Jacques Attali propose encore d’étendre le chèque emploi service aux TPE. Cette mesure, applicable aux particuliers pour leur faciliter les démarches administratives est anodine en apparence, elle supprime la déclaration d’embauche, le contrat de travail et le bulletin de salaire. C’est en fait un risque accru de travail clandestin, de non paiement des heures supplémentaires, de non respect des conventions collectives. Ce serait aussi, avec la suppression du bulletin de salaire, des difficultés supplémentaires pour les travailleurs précaires des TPE dans leurs démarches quotidiennes.

 

Fonction publique : le coup de massue

 

En ce qui concerne la fonction publique Jacques Attali n’a manqué ni d’imagination ni d’audace pour satisfaire le vieux rêve de tout ce que la France compte d’opposants au progrès. Il se place sur la même ligne que l’ancien stalinien et numéro deux du Medef, Denis Kessler qui veut détruire tout ce qui s’est fait en France de 1944 à 1952 y compris le statut de la fonction publique.

 

A cette fin le rapport propose de généraliser, en prenant exemple sur la Grande Bretagne, toutes les politiques de sape des services publics à l’œuvre.

 

Il conviendrait dit-il de «développer des agences pour remplir les missions opérationnelles de prestations de services». Le mode de gestion décrit est celui des entreprises privées. Sont nommément cités : les services fiscaux, l’Insee, l’administration pénitentiaire, les services sociaux, le logement, la formation professionnelle.
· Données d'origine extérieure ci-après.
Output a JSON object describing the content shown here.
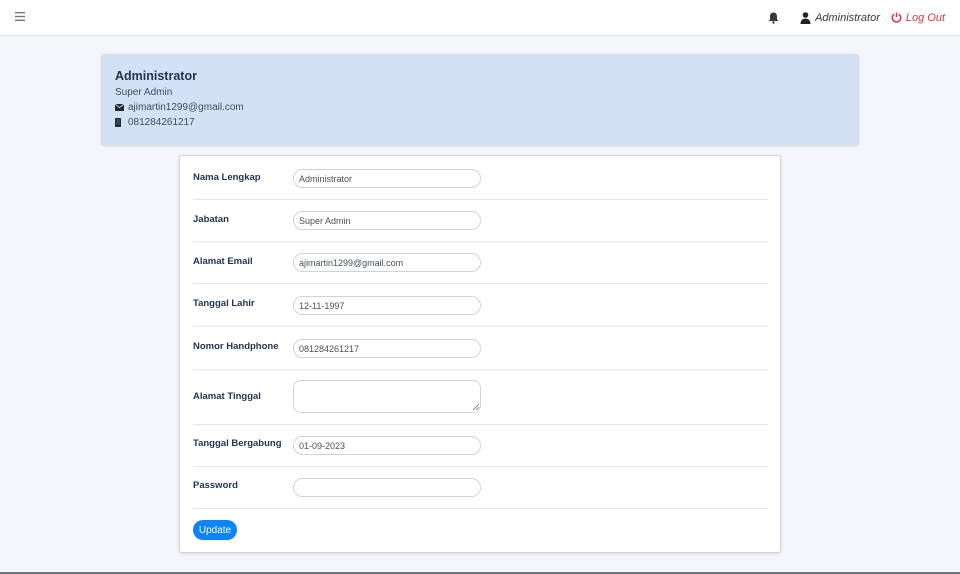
{
  "topbar": {
    "menu_icon": "hamburger-icon",
    "notification_icon": "bell-icon",
    "user_icon": "user-icon",
    "user_name": "Administrator",
    "logout_icon": "power-icon",
    "logout_label": "Log Out",
    "logout_color": "#dc3545"
  },
  "profile": {
    "name": "Administrator",
    "role": "Super Admin",
    "email_icon": "envelope-icon",
    "email": "ajimartin1299@gmail.com",
    "phone_icon": "mobile-icon",
    "phone": "081284261217",
    "card_color": "#d3e1f5"
  },
  "form": {
    "fields": [
      {
        "label": "Nama Lengkap",
        "value": "Administrator"
      },
      {
        "label": "Jabatan",
        "value": "Super Admin"
      },
      {
        "label": "Alamat Email",
        "value": "ajimartin1299@gmail.com"
      },
      {
        "label": "Tanggal Lahir",
        "value": "12-11-1997"
      },
      {
        "label": "Nomor Handphone",
        "value": "081284261217"
      },
      {
        "label": "Alamat Tinggal",
        "value": ""
      },
      {
        "label": "Tanggal Bergabung",
        "value": "01-09-2023"
      },
      {
        "label": "Password",
        "value": ""
      }
    ],
    "submit_label": "Update",
    "submit_color": "#0a84ff"
  }
}
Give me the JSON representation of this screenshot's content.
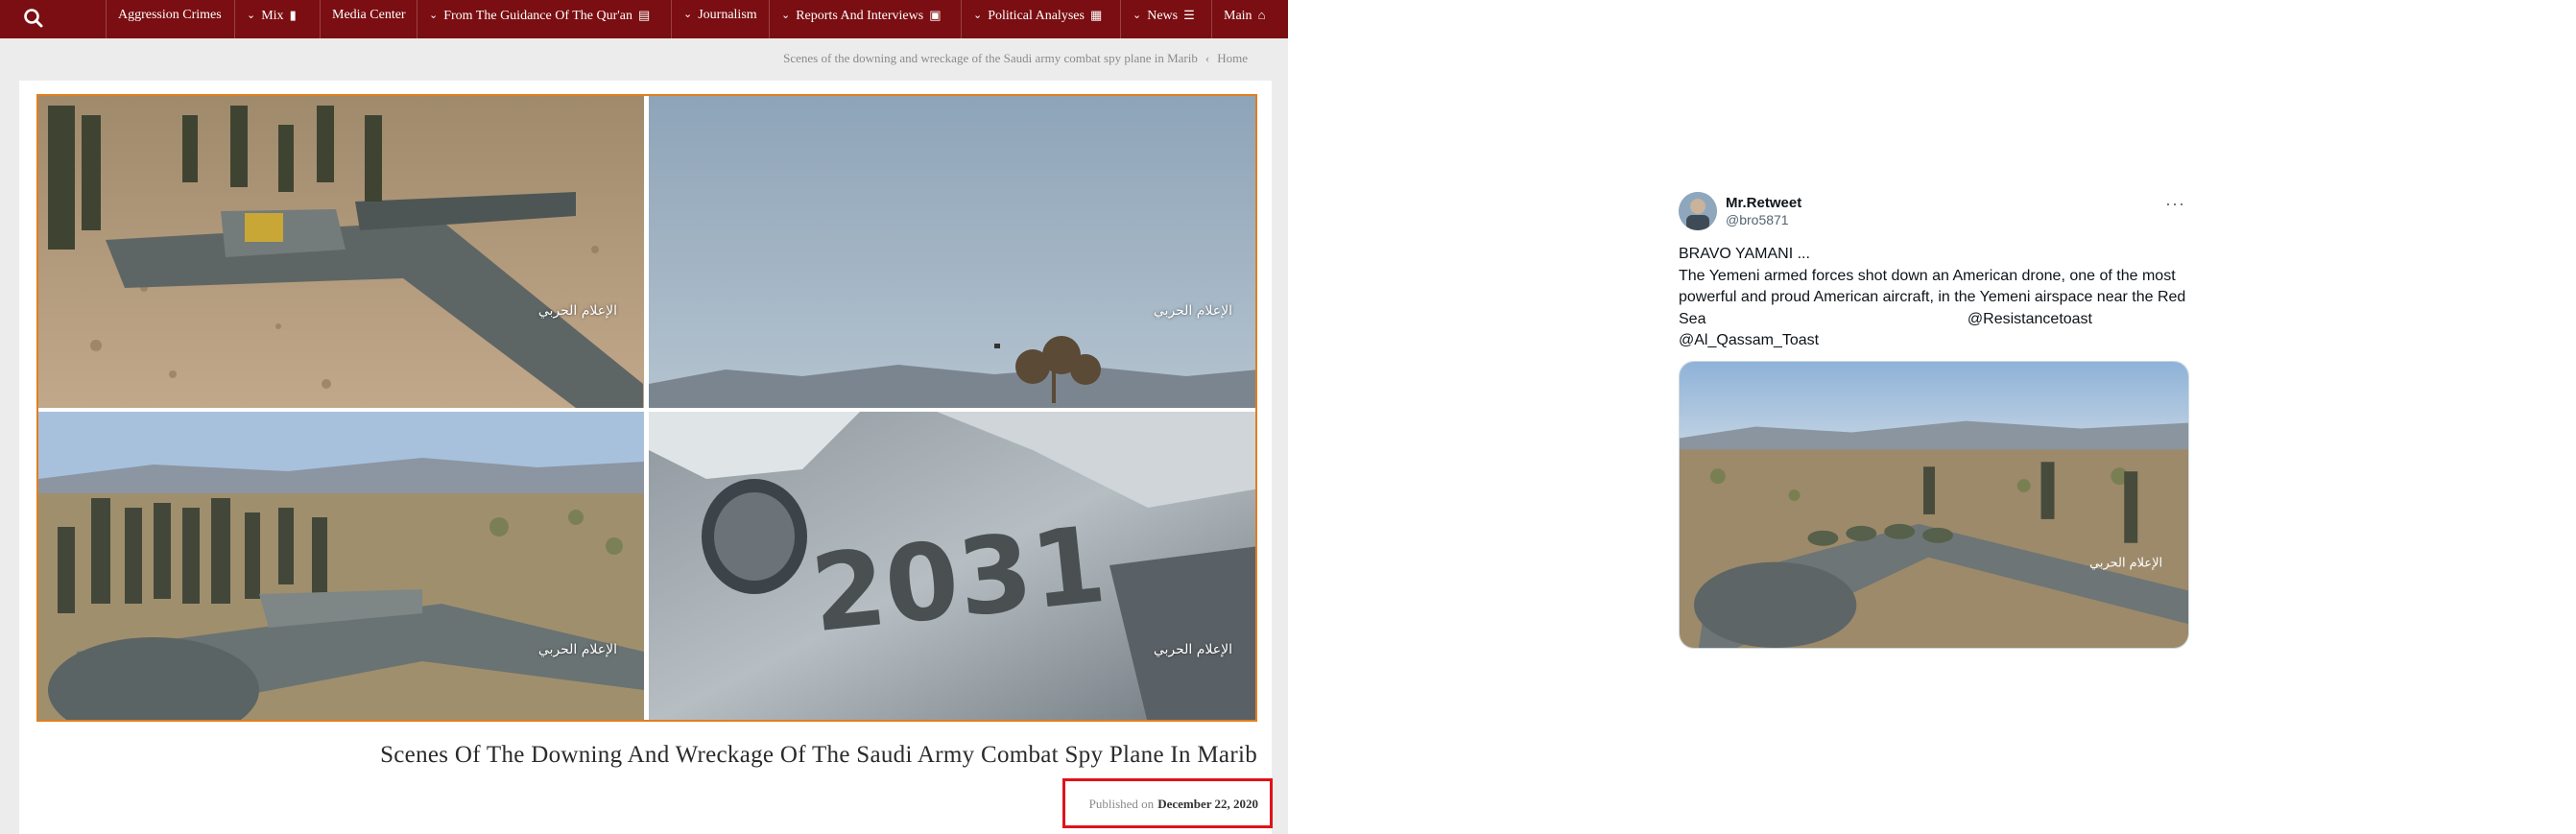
{
  "site": {
    "nav": {
      "search_icon": "search-icon",
      "items": [
        {
          "label": "Aggression Crimes",
          "has_dropdown": false,
          "icon": ""
        },
        {
          "label": "Mix",
          "has_dropdown": true,
          "icon": "mobile-icon"
        },
        {
          "label": "Media Center",
          "has_dropdown": false,
          "icon": ""
        },
        {
          "label": "From The Guidance Of The Qur'an",
          "has_dropdown": true,
          "icon": "book-icon"
        },
        {
          "label": "Journalism",
          "has_dropdown": true,
          "icon": ""
        },
        {
          "label": "Reports And Interviews",
          "has_dropdown": true,
          "icon": "card-icon"
        },
        {
          "label": "Political Analyses",
          "has_dropdown": true,
          "icon": "map-icon"
        },
        {
          "label": "News",
          "has_dropdown": true,
          "icon": "list-icon"
        },
        {
          "label": "Main",
          "has_dropdown": false,
          "icon": "home-icon"
        }
      ]
    },
    "breadcrumb": {
      "current": "Scenes of the downing and wreckage of the Saudi army combat spy plane in Marib",
      "separator": "‹",
      "home": "Home"
    },
    "article": {
      "watermark": "الإعلام الحربي",
      "title": "Scenes Of The Downing And Wreckage Of The Saudi Army Combat Spy Plane In Marib",
      "published_label": "Published on",
      "published_date": "December 22, 2020",
      "tail_number": "2031"
    },
    "colors": {
      "nav_bg": "#7a0e12",
      "mosaic_border": "#e07f1f",
      "highlight_box": "#e0121a"
    }
  },
  "tweet": {
    "display_name": "Mr.Retweet",
    "handle": "@bro5871",
    "more_icon": "more-icon",
    "lines": [
      "BRAVO YAMANI ...",
      "The Yemeni armed forces shot down an American drone, one of the most powerful and proud American aircraft, in the Yemeni airspace near the Red Sea"
    ],
    "mentions": [
      "@Resistancetoast",
      "@Al_Qassam_Toast"
    ],
    "media_watermark": "الإعلام الحربي"
  }
}
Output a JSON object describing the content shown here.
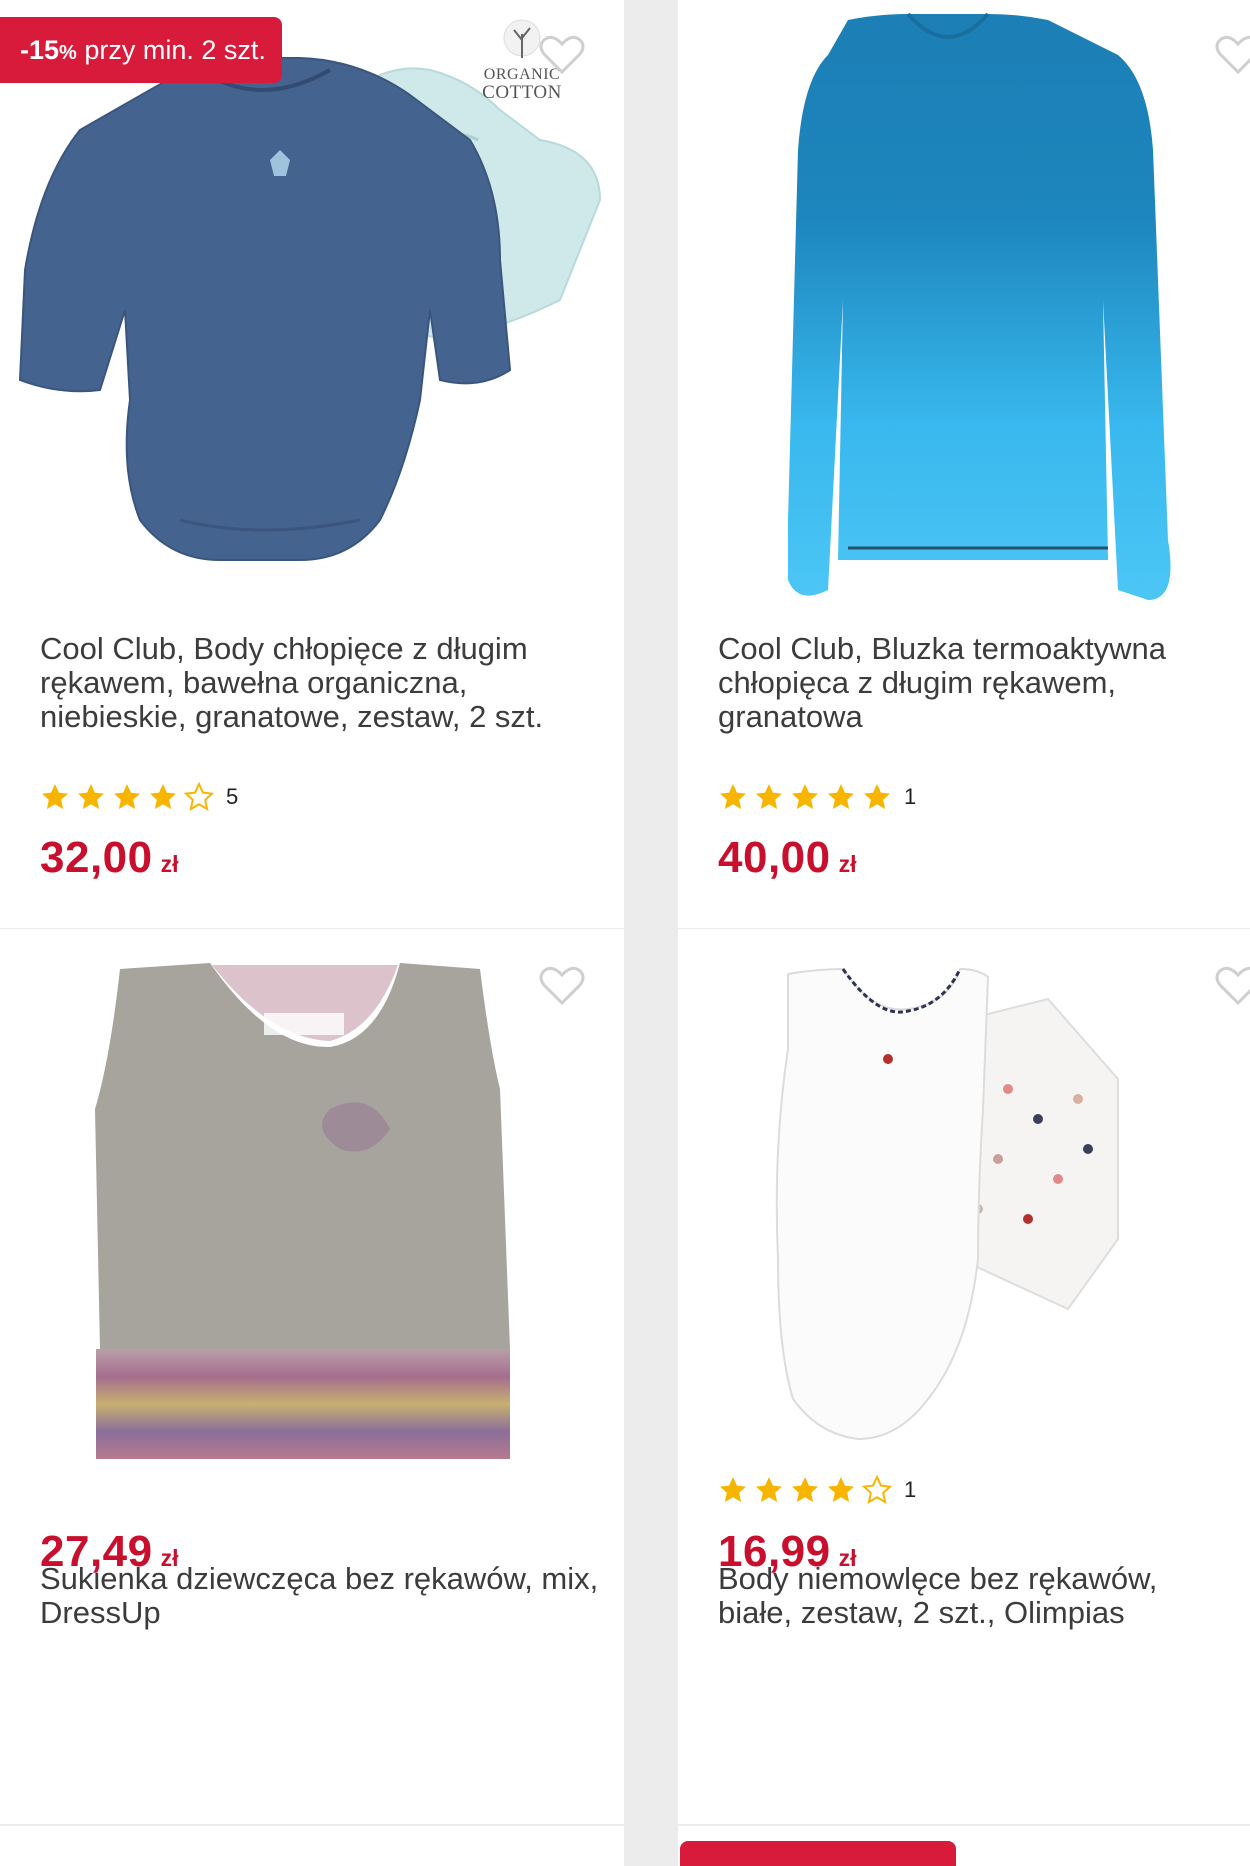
{
  "promo": {
    "discount_value": "-15",
    "discount_pct": "%",
    "condition": "przy min. 2 szt."
  },
  "organic_badge": {
    "line1": "ORGANIC",
    "line2": "COTTON"
  },
  "colors": {
    "price": "#c8102e",
    "badge": "#d81b3a",
    "star": "#f7b500"
  },
  "products": [
    {
      "title": "Cool Club, Body chłopięce z długim rękawem, bawełna organiczna, niebieskie, granatowe, zestaw, 2 szt.",
      "rating": 4,
      "rating_count": "5",
      "price": "32,00",
      "currency": "zł"
    },
    {
      "title": "Cool Club, Bluzka termoaktywna chłopięca z długim rękawem, granatowa",
      "rating": 5,
      "rating_count": "1",
      "price": "40,00",
      "currency": "zł"
    },
    {
      "title": "Sukienka dziewczęca bez rękawów, mix, DressUp",
      "price": "27,49",
      "currency": "zł"
    },
    {
      "title": "Body niemowlęce bez rękawów, białe, zestaw, 2 szt., Olimpias",
      "rating": 4,
      "rating_count": "1",
      "price": "16,99",
      "currency": "zł"
    }
  ],
  "icons": {
    "favorite": "heart-outline-icon",
    "star_full": "star-filled-icon",
    "star_empty": "star-outline-icon"
  }
}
Il faudrait aussi poursuivre dans l’externalisation de missions considérées comme annexes comme les ressources humaines, les systèmes d’information, la formation des agents, les bâtiments….

 

Il est encore proposé de «mettre en œuvre de manière systématique le principe du non remplacement de deux fonctionnaires sur trois» en insistant : «cette exigence d’efficacité devra être observée pour les trois fonctions publiques».

 

A l’inverse de l’exigence de proximité qu’expriment les citoyens il est aussi demandé de regrouper au siège de la région les services déconcentrés de l’Etat.

 

Pour les agents eux mêmes il s’agirait de «permettre aux employeurs publics de déterminer les conditions de rémunérations de leurs agents et revoir progressivement l’avancement automatique pour augmenter la part des promotions au choix» en même temps que «moderniser progressivement les modes de rémunération publics en mettant en place des primes liées à la performance collective et individuelle des agents.»

 

Pour ceux qui n’auraient pas bien compris ce qui est visé, le rapport se réfère une nouvelle fois au modèle britannique «l’essentiel des agents publics est embauché dans un cadre contractuel, dans des conditions proches de celles du secteur privé, la fonction publique de carrière est réservée aux emplois stratégiques» et propose donc d’ «assurer aux responsables des agences la liber de choix entre les deux modes de recrutement» et «d’instituer dans toute la fonction publique une gestion managériale, dynamique et flexible des personnels».

 

Au lieu de s’inspirer des garanties du statut de la fonction publique pour contribuer à sécuriser l’emploi dans le secteur public Jacques Attali, avec l’approbation chaleureuse de Nicolas Sarkozy régresse en appliquant au secteur public les recettes de gestion du secteur privé et l’insécurité fondamentale du contrat de travail lui-même de plus en plus instable. Commentant ce rapport Ségolène Royal déclara : «La France a besoin de réformes, ce rapport a été fait pour aider la France et moi, je veux aider la France».